Ora, grazie a un team di ricercatori della NASA, è stata sviluppata una nuova tecnica di analisi statistica che ha permesso di studiare più di 16.000 dati raccolti durante la missione Rosetta. L’obiettivo principale era osservare i processi fisici che influenzano il rapporto di isotopi di idrogeno, più specificamente il deuterio, nell’acqua che si trova nella chioma della cometa. In particolare, i ricercatori hanno trovato una correlazione diretta tra la presenza di polvere cometaria e la variabilità nei rapporti isotopici misurati.
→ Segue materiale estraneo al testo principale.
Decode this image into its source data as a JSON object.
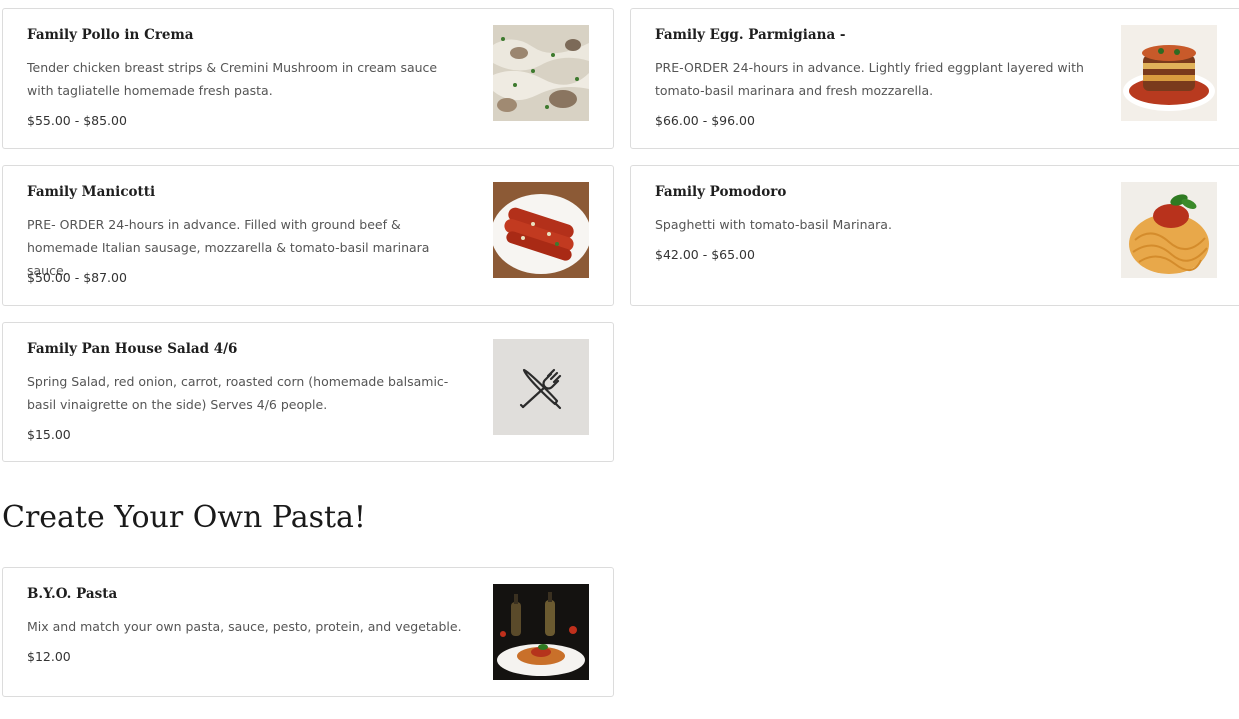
{
  "menu_items": [
    {
      "name": "Family Pollo in Crema",
      "description": "Tender chicken breast strips & Cremini Mushroom in cream sauce with tagliatelle homemade fresh pasta.",
      "price": "$55.00 - $85.00",
      "image": "chicken-mushroom-pasta-photo"
    },
    {
      "name": "Family Egg. Parmigiana -",
      "description": "PRE-ORDER 24-hours in advance. Lightly fried eggplant layered with tomato-basil marinara and fresh mozzarella.",
      "price": "$66.00 - $96.00",
      "image": "eggplant-parmigiana-photo"
    },
    {
      "name": "Family Manicotti",
      "description": "PRE- ORDER 24-hours in advance. Filled with ground beef & homemade Italian sausage, mozzarella & tomato-basil marinara sauce.",
      "price": "$50.00 - $87.00",
      "image": "manicotti-photo"
    },
    {
      "name": "Family Pomodoro",
      "description": "Spaghetti with tomato-basil Marinara.",
      "price": "$42.00 - $65.00",
      "image": "spaghetti-pomodoro-photo"
    },
    {
      "name": "Family Pan House Salad 4/6",
      "description": "Spring Salad, red onion, carrot, roasted corn (homemade balsamic-basil vinaigrette on the side) Serves 4/6 people.",
      "price": "$15.00",
      "image": "fork-knife-placeholder-icon"
    }
  ],
  "section": {
    "title": "Create Your Own Pasta!"
  },
  "byo_item": {
    "name": "B.Y.O. Pasta",
    "description": "Mix and match your own pasta, sauce, pesto, protein, and vegetable.",
    "price": "$12.00",
    "image": "pasta-plate-with-bottles-photo"
  },
  "colors": {
    "card_border": "#dcdcdc",
    "placeholder_bg": "#e0dedb",
    "text_dark": "#1e1e1e",
    "text_muted": "#555555"
  }
}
Questa polvere, che si forma attraverso granelli ricoperti di ghiaccio d’acqua, ha un ruolo determinante nel modificare le rilevazioni. Quando la cometa si avvicina al Sole, il calore provoca un rilascio di gas e polvere dalla sua superficie. L’acqua che contiene alti livelli di deuterio, sorprendentemente, tende ad aderire più facilmente ai granelli di polvere in confronto a quella con il tradizionale rapporto D/H della Terra. Questo fenomeno può creare l’impressione di un’elevata concentrazione di deuterio nelle misurazioni effettuate nella zona interna della chioma.
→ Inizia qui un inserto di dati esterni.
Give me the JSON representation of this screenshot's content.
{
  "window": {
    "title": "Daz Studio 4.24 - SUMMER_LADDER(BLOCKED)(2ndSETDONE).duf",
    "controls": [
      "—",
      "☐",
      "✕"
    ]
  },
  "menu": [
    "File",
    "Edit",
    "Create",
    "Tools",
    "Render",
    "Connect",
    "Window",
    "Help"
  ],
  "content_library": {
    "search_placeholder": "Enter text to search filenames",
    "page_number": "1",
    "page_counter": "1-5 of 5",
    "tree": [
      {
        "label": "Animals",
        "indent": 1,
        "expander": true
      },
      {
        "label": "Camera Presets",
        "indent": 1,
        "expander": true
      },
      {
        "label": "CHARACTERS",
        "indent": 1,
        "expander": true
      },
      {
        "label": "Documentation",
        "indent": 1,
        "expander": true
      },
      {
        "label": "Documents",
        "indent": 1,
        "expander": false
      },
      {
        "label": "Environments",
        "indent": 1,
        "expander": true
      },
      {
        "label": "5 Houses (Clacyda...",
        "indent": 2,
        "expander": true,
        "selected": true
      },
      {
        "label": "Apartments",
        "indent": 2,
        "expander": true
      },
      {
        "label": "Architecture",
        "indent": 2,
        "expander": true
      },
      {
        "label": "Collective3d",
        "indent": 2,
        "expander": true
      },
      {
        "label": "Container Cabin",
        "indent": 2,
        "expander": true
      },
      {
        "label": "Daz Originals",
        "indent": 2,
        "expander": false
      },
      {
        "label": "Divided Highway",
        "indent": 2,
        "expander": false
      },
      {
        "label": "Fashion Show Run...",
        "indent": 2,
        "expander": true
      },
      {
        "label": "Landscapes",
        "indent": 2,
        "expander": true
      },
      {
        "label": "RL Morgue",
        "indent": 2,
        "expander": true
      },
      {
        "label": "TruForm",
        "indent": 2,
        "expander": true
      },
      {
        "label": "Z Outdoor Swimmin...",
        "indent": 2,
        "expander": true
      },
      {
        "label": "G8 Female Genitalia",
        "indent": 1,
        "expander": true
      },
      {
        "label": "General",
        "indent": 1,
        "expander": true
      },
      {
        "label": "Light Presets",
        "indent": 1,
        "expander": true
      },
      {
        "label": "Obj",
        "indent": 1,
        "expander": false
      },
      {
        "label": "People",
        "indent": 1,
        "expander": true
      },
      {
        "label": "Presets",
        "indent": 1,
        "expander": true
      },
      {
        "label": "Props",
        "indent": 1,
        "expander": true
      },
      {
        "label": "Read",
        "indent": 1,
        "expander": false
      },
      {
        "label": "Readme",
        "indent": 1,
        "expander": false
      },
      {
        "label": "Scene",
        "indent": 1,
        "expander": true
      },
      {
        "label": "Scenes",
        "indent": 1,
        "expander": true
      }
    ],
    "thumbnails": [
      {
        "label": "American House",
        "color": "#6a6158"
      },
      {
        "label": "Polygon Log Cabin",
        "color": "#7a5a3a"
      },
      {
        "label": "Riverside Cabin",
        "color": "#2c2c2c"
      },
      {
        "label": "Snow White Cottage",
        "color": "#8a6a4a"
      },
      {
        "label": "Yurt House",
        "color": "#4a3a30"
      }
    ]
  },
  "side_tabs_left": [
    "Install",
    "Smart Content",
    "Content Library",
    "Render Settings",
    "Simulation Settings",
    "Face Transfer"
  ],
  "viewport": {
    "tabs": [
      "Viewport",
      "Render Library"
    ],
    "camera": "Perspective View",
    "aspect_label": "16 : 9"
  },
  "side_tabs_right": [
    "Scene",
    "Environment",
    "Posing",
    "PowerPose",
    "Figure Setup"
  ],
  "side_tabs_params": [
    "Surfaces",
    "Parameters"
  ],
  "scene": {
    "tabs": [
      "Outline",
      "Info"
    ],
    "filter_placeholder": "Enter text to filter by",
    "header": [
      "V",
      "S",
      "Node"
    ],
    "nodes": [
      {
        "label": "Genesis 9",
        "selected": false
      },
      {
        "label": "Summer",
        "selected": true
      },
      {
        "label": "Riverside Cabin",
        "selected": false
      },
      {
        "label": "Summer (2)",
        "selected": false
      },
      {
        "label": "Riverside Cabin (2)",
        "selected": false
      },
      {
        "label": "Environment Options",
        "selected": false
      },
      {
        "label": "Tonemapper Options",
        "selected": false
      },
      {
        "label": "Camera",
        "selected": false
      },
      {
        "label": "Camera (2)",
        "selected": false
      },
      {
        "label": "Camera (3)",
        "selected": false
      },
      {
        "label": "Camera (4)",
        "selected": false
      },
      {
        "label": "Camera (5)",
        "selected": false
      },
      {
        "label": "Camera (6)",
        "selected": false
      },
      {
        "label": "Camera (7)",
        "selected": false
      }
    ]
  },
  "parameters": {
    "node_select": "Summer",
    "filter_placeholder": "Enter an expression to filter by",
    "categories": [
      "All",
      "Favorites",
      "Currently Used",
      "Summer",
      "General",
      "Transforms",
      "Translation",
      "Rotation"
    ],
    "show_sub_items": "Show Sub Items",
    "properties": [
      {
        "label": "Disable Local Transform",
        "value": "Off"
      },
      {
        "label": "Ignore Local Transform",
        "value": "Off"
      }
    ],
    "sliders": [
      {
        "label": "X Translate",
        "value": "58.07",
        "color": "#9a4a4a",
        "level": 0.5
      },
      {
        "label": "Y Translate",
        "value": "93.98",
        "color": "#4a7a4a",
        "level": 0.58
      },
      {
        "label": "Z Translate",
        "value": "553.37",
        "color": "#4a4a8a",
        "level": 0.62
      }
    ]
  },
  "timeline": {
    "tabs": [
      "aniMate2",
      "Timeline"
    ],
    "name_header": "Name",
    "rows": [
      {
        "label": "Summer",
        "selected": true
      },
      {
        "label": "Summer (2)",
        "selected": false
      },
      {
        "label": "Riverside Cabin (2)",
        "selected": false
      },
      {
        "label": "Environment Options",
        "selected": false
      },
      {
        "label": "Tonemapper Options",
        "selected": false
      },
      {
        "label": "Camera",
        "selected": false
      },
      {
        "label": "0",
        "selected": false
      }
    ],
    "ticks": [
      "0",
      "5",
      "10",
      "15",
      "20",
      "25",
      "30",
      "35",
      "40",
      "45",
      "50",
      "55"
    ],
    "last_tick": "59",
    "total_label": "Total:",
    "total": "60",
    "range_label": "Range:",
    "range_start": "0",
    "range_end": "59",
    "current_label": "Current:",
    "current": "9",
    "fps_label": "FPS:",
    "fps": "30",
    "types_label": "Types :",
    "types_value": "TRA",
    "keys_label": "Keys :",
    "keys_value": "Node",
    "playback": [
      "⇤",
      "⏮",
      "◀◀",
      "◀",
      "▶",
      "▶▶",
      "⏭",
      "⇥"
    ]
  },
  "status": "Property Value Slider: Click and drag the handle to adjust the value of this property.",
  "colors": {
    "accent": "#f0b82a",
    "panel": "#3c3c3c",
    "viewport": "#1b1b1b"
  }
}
La ricerca ha dimostrato che, mentre la polvere si allontana dalla cometa, ossia a una distanza superiore ai 120 km, il ghiaccio d’acqua attaccato evapora completamente, lasciando la polvere “secca”. Queste condizioni, per cui le misurazioni sono state eseguite, risultano più rappresentative della composizione isotopica originale dell’acqua presente nella cometa. Questo aspetto ha prodotto dati più affidabili e ha rivelato che la reale quantità di deuterio nella 67P potrebbe essere più simile a quella degli oceani terrestri rispetto a quanto si pensasse in precedenza.
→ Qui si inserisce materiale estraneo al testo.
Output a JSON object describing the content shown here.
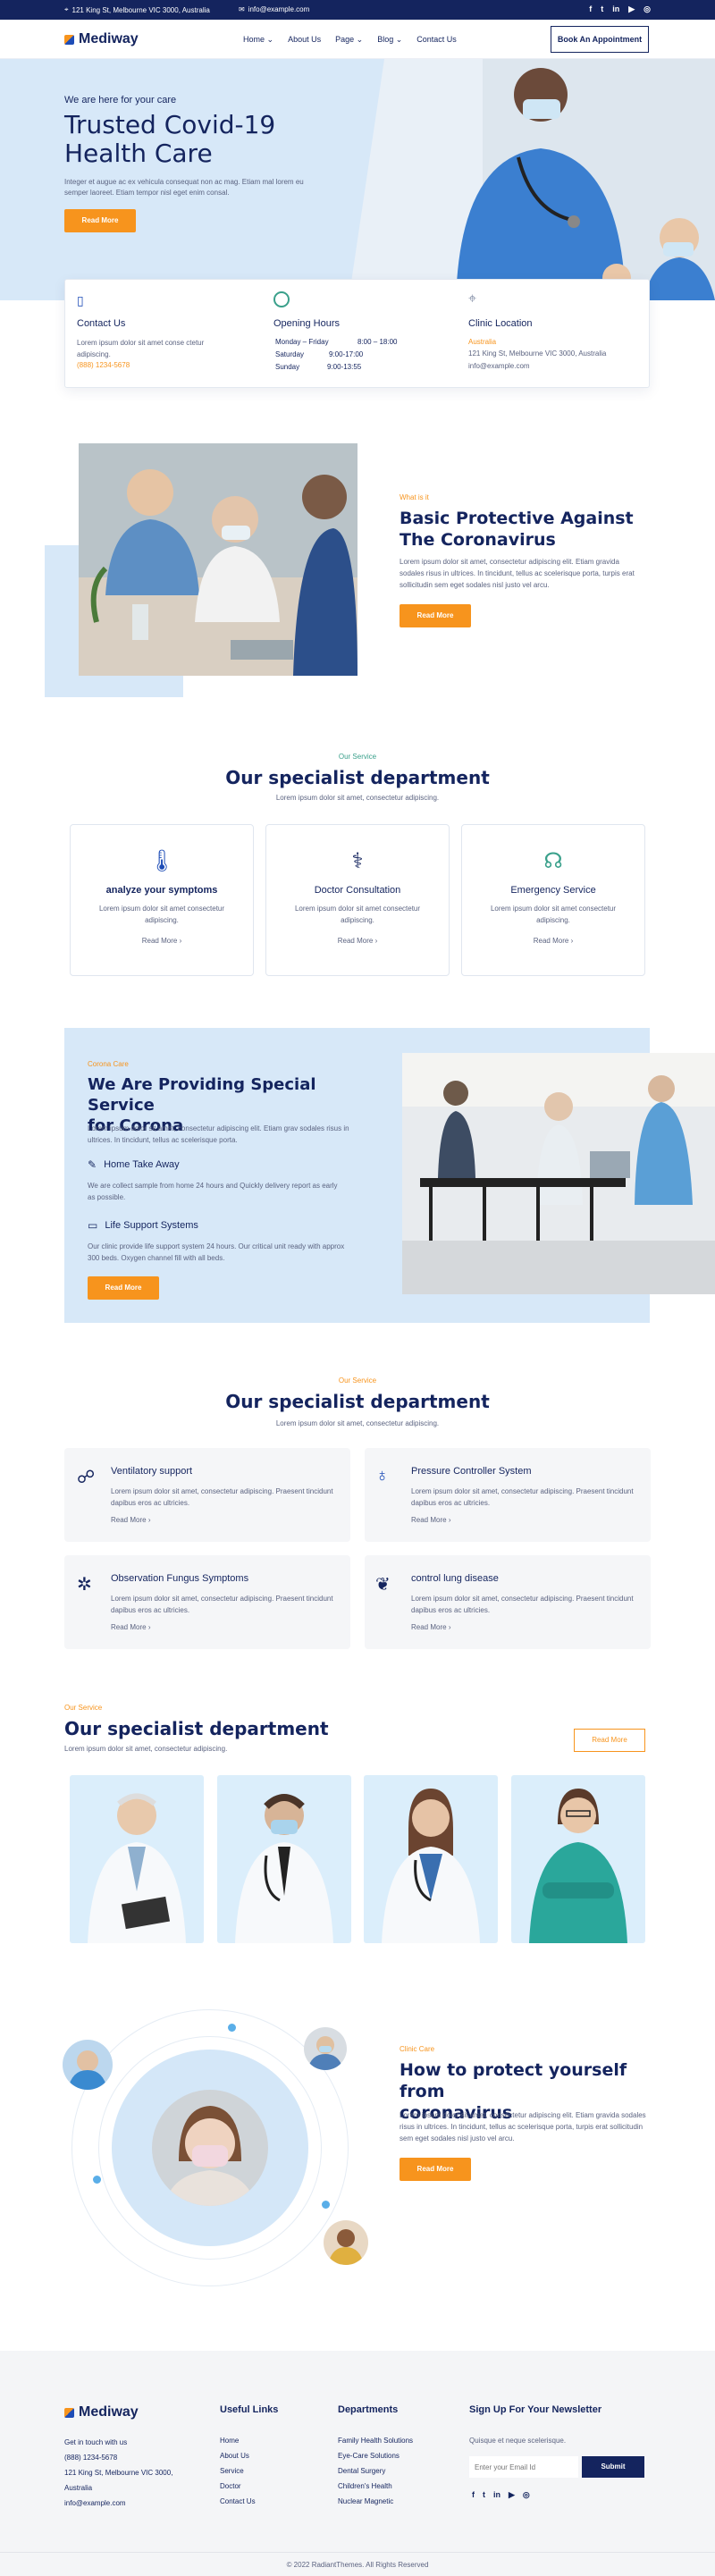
{
  "topbar": {
    "address": "121 King St, Melbourne VIC 3000, Australia",
    "email": "info@example.com",
    "social": [
      "f",
      "t",
      "in",
      "▶",
      "◎"
    ]
  },
  "header": {
    "logo": "Mediway",
    "menu": [
      "Home",
      "About Us",
      "Page",
      "Blog",
      "Contact Us"
    ],
    "cta": "Book An Appointment"
  },
  "hero": {
    "kicker": "We are here for your care",
    "title_line1": "Trusted Covid-19",
    "title_line2": "Health Care",
    "text": "Integer et augue ac ex vehicula consequat non ac mag. Etiam mal lorem eu semper laoreet. Etiam tempor nisl eget enim consal.",
    "button": "Read More"
  },
  "info": {
    "contact_title": "Contact Us",
    "contact_text": "Lorem ipsum dolor sit amet conse ctetur adipiscing.",
    "contact_phone": "(888) 1234-5678",
    "hours_title": "Opening Hours",
    "hours": [
      {
        "day": "Monday – Friday",
        "time": "8:00 – 18:00"
      },
      {
        "day": "Saturday",
        "time": "9:00-17:00"
      },
      {
        "day": "Sunday",
        "time": "9:00-13:55"
      }
    ],
    "location_title": "Clinic Location",
    "location_city": "Australia",
    "location_address": "121 King St, Melbourne VIC 3000, Australia",
    "location_email": "info@example.com"
  },
  "protective": {
    "kicker": "What is it",
    "title": "Basic Protective Against The Coronavirus",
    "text": "Lorem ipsum dolor sit amet, consectetur adipiscing elit. Etiam gravida sodales risus in ultrices. In tincidunt, tellus ac scelerisque porta, turpis erat sollicitudin sem eget sodales nisl justo vel arcu.",
    "button": "Read More"
  },
  "specialist1": {
    "kicker": "Our Service",
    "title": "Our specialist department",
    "subtitle": "Lorem ipsum dolor sit amet, consectetur adipiscing.",
    "cards": [
      {
        "title": "analyze your symptoms",
        "text": "Lorem ipsum dolor sit amet consectetur adipiscing.",
        "link": "Read More",
        "icon": "thermometer-icon"
      },
      {
        "title": "Doctor Consultation",
        "text": "Lorem ipsum dolor sit amet consectetur adipiscing.",
        "link": "Read More",
        "icon": "stethoscope-icon"
      },
      {
        "title": "Emergency Service",
        "text": "Lorem ipsum dolor sit amet consectetur adipiscing.",
        "link": "Read More",
        "icon": "headset-icon"
      }
    ]
  },
  "special": {
    "kicker": "Corona Care",
    "title_line1": "We Are Providing Special Service",
    "title_line2": "for Corona",
    "text": "Lorem ipsum dolor sit amet, consectetur adipiscing elit. Etiam grav sodales risus in ultrices. In tincidunt, tellus ac scelerisque porta.",
    "items": [
      {
        "title": "Home Take Away",
        "text": "We are collect sample from home 24 hours and Quickly delivery report as early as possible."
      },
      {
        "title": "Life Support Systems",
        "text": "Our clinic provide life support system 24 hours. Our critical unit ready with approx 300 beds. Oxygen channel fill with all beds."
      }
    ],
    "button": "Read More"
  },
  "specialist2": {
    "kicker": "Our Service",
    "title": "Our specialist department",
    "subtitle": "Lorem ipsum dolor sit amet, consectetur adipiscing.",
    "cards": [
      {
        "title": "Ventilatory support",
        "text": "Lorem ipsum dolor sit amet, consectetur adipiscing. Praesent tincidunt dapibus eros ac ultricies.",
        "link": "Read More"
      },
      {
        "title": "Pressure Controller System",
        "text": "Lorem ipsum dolor sit amet, consectetur adipiscing. Praesent tincidunt dapibus eros ac ultricies.",
        "link": "Read More"
      },
      {
        "title": "Observation Fungus Symptoms",
        "text": "Lorem ipsum dolor sit amet, consectetur adipiscing. Praesent tincidunt dapibus eros ac ultricies.",
        "link": "Read More"
      },
      {
        "title": "control lung disease",
        "text": "Lorem ipsum dolor sit amet, consectetur adipiscing. Praesent tincidunt dapibus eros ac ultricies.",
        "link": "Read More"
      }
    ]
  },
  "team": {
    "kicker": "Our Service",
    "title": "Our specialist department",
    "subtitle": "Lorem ipsum dolor sit amet, consectetur adipiscing.",
    "button": "Read More"
  },
  "protect": {
    "kicker": "Clinic Care",
    "title_line1": "How to protect yourself from",
    "title_line2": "coronavirus",
    "text": "Lorem ipsum dolor sit amet, consectetur adipiscing elit. Etiam gravida sodales risus in ultrices. In tincidunt, tellus ac scelerisque porta, turpis erat sollicitudin sem eget sodales nisl justo vel arcu.",
    "button": "Read More"
  },
  "footer": {
    "logo": "Mediway",
    "touch": "Get in touch with us",
    "phone": "(888) 1234-5678",
    "address": "121 King St, Melbourne VIC 3000, Australia",
    "email": "info@example.com",
    "useful_title": "Useful Links",
    "useful": [
      "Home",
      "About Us",
      "Service",
      "Doctor",
      "Contact Us"
    ],
    "dept_title": "Departments",
    "depts": [
      "Family Health Solutions",
      "Eye-Care Solutions",
      "Dental Surgery",
      "Children's Health",
      "Nuclear Magnetic"
    ],
    "news_title": "Sign Up For Your Newsletter",
    "news_text": "Quisque et neque scelerisque.",
    "news_placeholder": "Enter your Email Id",
    "news_button": "Submit",
    "copyright": "© 2022 RadiantThemes. All Rights Reserved"
  },
  "colors": {
    "navy": "#14245e",
    "orange": "#f7941d",
    "light_blue": "#d7e8f8"
  }
}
Questo stupefacente studio non solo getta nuova luce sull’acqua terrestre, ma apre anche a scenari del tutto nuovi nella ricerca della vita in altre parti del sistema solare e forse anche oltre. Se le comete hanno trasportato acqua e sostanze organiche sulla Terra, come sostenuto da questi recenti studi, potrebbero aver avuto un impatto simile anche su altri corpi celesti. Prendiamo ad esempio Europa ed Encelado, rispettivamente satelliti di Giove e Saturno. Entrambi possiedono oceani sotto le loro superfici ghiacciate e potrebbero aver ricevuto contributi significativi da comete cariche di acqua e materiali organici.
Le missioni future, come la Comet Interceptor dell’ESA, insieme alle nuove generazioni di osservatori spaziali, potrebbero rivelare ulteriori dettagli sulla composizione e il ruolo delle comete nel contesto della distribuzione dell’acqua nel nostro sistema solare. Le nuove strade della ricerca ci conducono quindi verso un’orchestra di misteri ancora da risolvere, mentre il dibattito sull’origine dell’acqua terrestre continua a stimolare la curiosità degli scienziati e degli appassionati di astronomia.
Il lavoro del team della NASA, pubblicato su Science Advances, rappresenta quindi un passo avanti significativo in questo campo, permettendoci di esplorare interrogativi esistenziali sulla nostra stessa esistenza e sulle condizioni di vita altrove nell’universo.